Analytical Prediction

The net is launched at angle θ = arctan(h/d) where h is cat height and d = 30 m is the horizontal distance to the ledge. Both net and cat fall with acceleration g = 9.81 m/s² from the moment of launch. The net catches the cat when it covers the horizontal distance: t_catch = d / (v · cos θ). With v = 20 m/s, h = 25 m, θ = arctan(25/30) ≈ 0.695 rad, cos θ ≈ 0.768:

t_catch=d / (v · cos θ)
=30 / (20 · 0.768)
=30 / 15.36
1.95 s

With v = 40 m/s the catch time shortens to ≈ 0.98 s. The vertical position of both net and cat at t_catch is h − ½ · g · t_catch² below the cat's initial height, confirming they meet at the same altitude regardless of v. At v = 20 m/s, both are at ≈ 6.30 m when the catch occurs.

Results Analysis

Watch the Gap (m) readout — it measures |y_net − y_cat| and must converge toward 0 at the catch.
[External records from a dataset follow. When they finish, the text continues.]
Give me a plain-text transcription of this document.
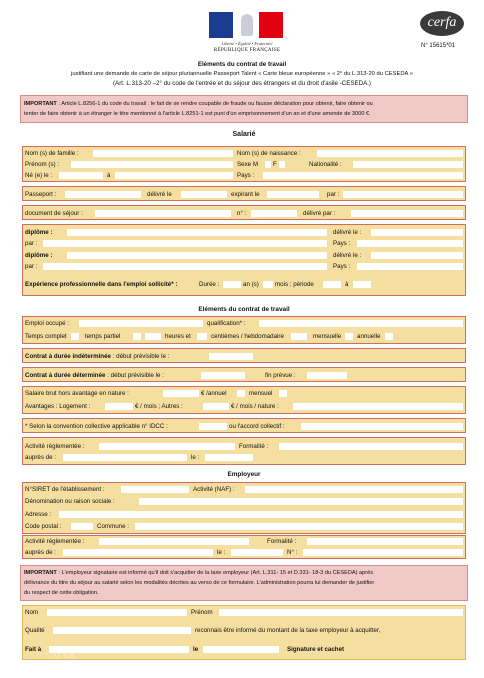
Liberté • Égalité • Fraternité
RÉPUBLIQUE FRANÇAISE
cerfa
N° 15615*01
Eléments du contrat de travail
justifiant une demande de carte de séjour pluriannuelle Passeport Talent « Carte bleue européenne » « 2° du L.313-20 du CESEDA »
(Art. L.313-20 –2° du code de l'entrée et du séjour des étrangers et du droit d'asile -CESEDA.)
IMPORTANT : Article L.8256-1 du code du travail : le fait de se rendre coupable de fraude ou fausse déclaration pour obtenir, faire obtenir ou
tenter de faire obtenir à un étranger le titre mentionné à l'article L.8251-1 est puni d'un emprisonnement d'un an et d'une amende de 3000 €.
Salarié
Nom (s) de famille :	Nom (s) de naissance :
Prénom (s) :	Sexe M F	Nationalité :
Né (e) le :	à	Pays :
Passeport :	délivré le	expirant le	par :
document de séjour :	n° :	délivré par :
diplôme :	délivré le :
par :	Pays :
diplôme :	délivré le :
par :	Pays :
Expérience professionnelle dans l'emploi sollicité* :	Durée :	an (s)	mois ; période	à
Eléments du contrat de travail
Emploi occupé :	qualification* :
Temps complet	temps partiel	heures et	centièmes / hebdomadaire	mensuelle	annuelle
Contrat à durée indéterminée : début prévisible le :
Contrat à durée déterminée : début prévisible le :	fin prévue :
Salaire brut hors avantage en nature :	€ /annuel	mensuel
Avantages : Logement :	€ / mois ; Autres :	€ / mois / nature :
* Selon la convention collective applicable n° IDCC :	ou l'accord collectif :
Activité réglementée :	Formalité :
auprès de :	le :
Employeur
N°SIRET de l'établissement :	Activité (NAF) :
Dénomination ou raison sociale :
Adresse :
Code postal :	Commune :
Activité réglementée :	Formalité :
auprès de :	le :	N° :
IMPORTANT : L'employeur signataire est informé qu'il doit s'acquitter de la taxe employeur (Art. L.311- 15 et D.331- 18-3 du CESEDA) après
délivrance du titre du séjour au salarié selon les modalités décrites au verso de ce formulaire. L'administration pourra lui demander de justifier
du respect de cette obligation.
Nom	Prénom
Qualité	reconnais être informé du montant de la taxe employeur à acquitter,
Fait à	le	Signature et cachet
一分钱
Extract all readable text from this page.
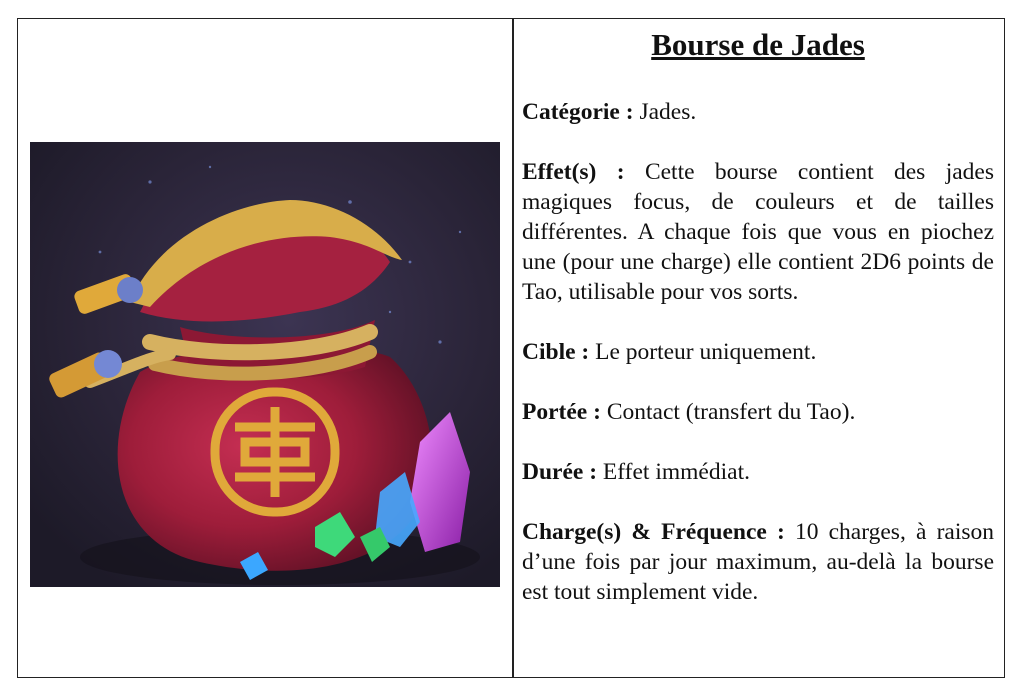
Bourse de Jades

Catégorie : Jades.

Effet(s) : Cette bourse contient des jades magiques focus, de couleurs et de tailles différentes. A chaque fois que vous en piochez une (pour une charge) elle contient 2D6 points de Tao, utilisable pour vos sorts.

Cible : Le porteur uniquement.

Portée : Contact (transfert du Tao).

Durée : Effet immédiat.

Charge(s) & Fréquence : 10 charges, à raison d’une fois par jour maximum, au-delà la bourse est tout simplement vide.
The Net height (m) and Cat height (m) readouts should show matching values at the moment the red catch marker appears. At default settings (v = 20 m/s, h = 25 m) the Time readout at the catch should read approximately 1.95 s. At v = 40 m/s it should read approximately 0.98 s — close to half the 20 m/s value, consistent with the inverse proportionality t_catch ∝ 1/v. With Reset keeping each net path as a faded ghost, overlay several launch speeds: every path closes the Gap to 0, the visual proof that a dead-on aim always catches the falling cat.

Source of Error

The model assumes point-mass objects with no air resistance, no rotation, and no wind. The net is treated as a particle with zero physical size — the 1.5 m catch-detection threshold is a geometric convenience, not a physical net radius. The cat is similarly a point mass. A real net experiences aerodynamic drag that would make it fall faster than the ideal parabola, potentially causing a miss at low launch speeds, and a real cat is an extended body that would not release instantaneously. Because the analytical prediction makes the same idealisations, the residual between predicted and observed catch times is purely numerical, not physical, for this sim.